Il 7 gennaio è stato pubblicato sul bollettino ufficiale della Regione Lazio il “Ristoro Lazio Irap“, un bando dal valore di 51 milioni di euro a fondo perduto per sostenere la liquidità delle micro, piccole e medie attività economiche del territorio. Le realtà che potranno beneficiarne sono quelle appartenenti ai settori più colpiti dalla crisi causata dalla pandemia da Covid-19, sottoposte a chiusure o limitazioni nei mesi passati.

Il presidente della Regione Lazio, Nicola Zingaretti, aveva preannunciato la misura già nei giorni scorsi. A tal proposito ha dichiarato: “Il bando sarà facilmente accessibile e soprattutto prevede, una volta completato l’iter, la rapida erogazione dei fondi per permettere alle aziende di respirare in questo momento di apnea economica”.

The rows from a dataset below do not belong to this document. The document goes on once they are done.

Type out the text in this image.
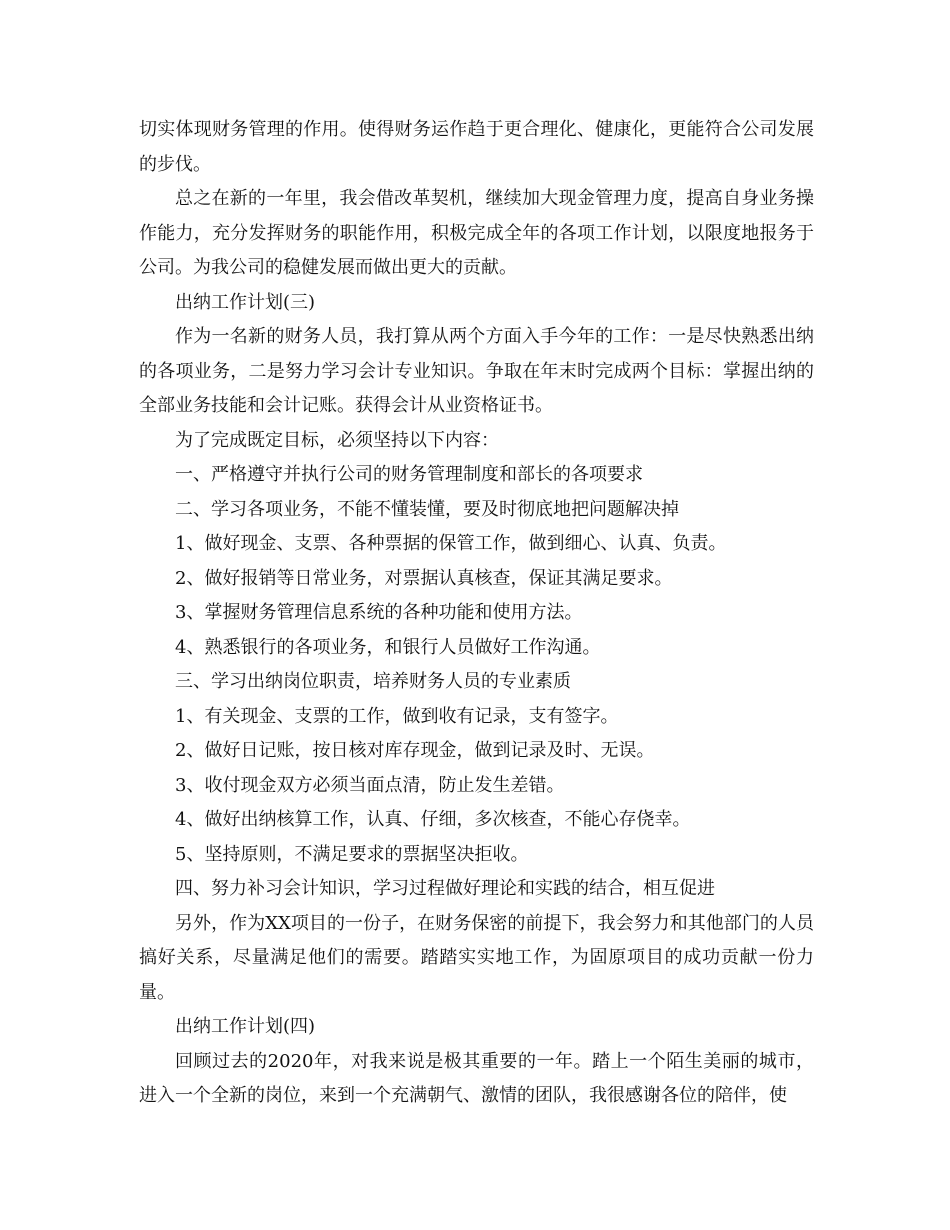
切实体现财务管理的作用。使得财务运作趋于更合理化、健康化，更能符合公司发展的步伐。

总之在新的一年里，我会借改革契机，继续加大现金管理力度，提高自身业务操作能力，充分发挥财务的职能作用，积极完成全年的各项工作计划，以限度地报务于公司。为我公司的稳健发展而做出更大的贡献。

出纳工作计划(三)

作为一名新的财务人员，我打算从两个方面入手今年的工作：一是尽快熟悉出纳的各项业务，二是努力学习会计专业知识。争取在年末时完成两个目标：掌握出纳的全部业务技能和会计记账。获得会计从业资格证书。

为了完成既定目标，必须坚持以下内容：

一、严格遵守并执行公司的财务管理制度和部长的各项要求

二、学习各项业务，不能不懂装懂，要及时彻底地把问题解决掉

1、做好现金、支票、各种票据的保管工作，做到细心、认真、负责。

2、做好报销等日常业务，对票据认真核查，保证其满足要求。

3、掌握财务管理信息系统的各种功能和使用方法。

4、熟悉银行的各项业务，和银行人员做好工作沟通。

三、学习出纳岗位职责，培养财务人员的专业素质

1、有关现金、支票的工作，做到收有记录，支有签字。

2、做好日记账，按日核对库存现金，做到记录及时、无误。

3、收付现金双方必须当面点清，防止发生差错。

4、做好出纳核算工作，认真、仔细，多次核查，不能心存侥幸。

5、坚持原则，不满足要求的票据坚决拒收。

四、努力补习会计知识，学习过程做好理论和实践的结合，相互促进

另外，作为XX项目的一份子，在财务保密的前提下，我会努力和其他部门的人员搞好关系，尽量满足他们的需要。踏踏实实地工作，为固原项目的成功贡献一份力量。

出纳工作计划(四)

回顾过去的2020年，对我来说是极其重要的一年。踏上一个陌生美丽的城市，进入一个全新的岗位，来到一个充满朝气、激情的团队，我很感谢各位的陪伴，使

Leggi anche: Decreto Ristori Quinto, un bonus per le Partite Iva: i dettagli

Il bonus a fondo perduto previsto da Ristoro Lazio Irap è destinato esclusivamente ai professionisti titolari di Partita IVA e alle imprese di micro, piccole e medie dimensioni operanti nel Lazio, che devono corrispondere il pagamento dell’Irap, l’imposta regionale sulle attività produttive.

Si potranno presentare le domande a partire dalle ore 10.00 di lunedì 11 gennaio e fino alle ore 18.00 dell’8 febbraio 2021 o fino ad esaurimento delle risorse messe a disposizione.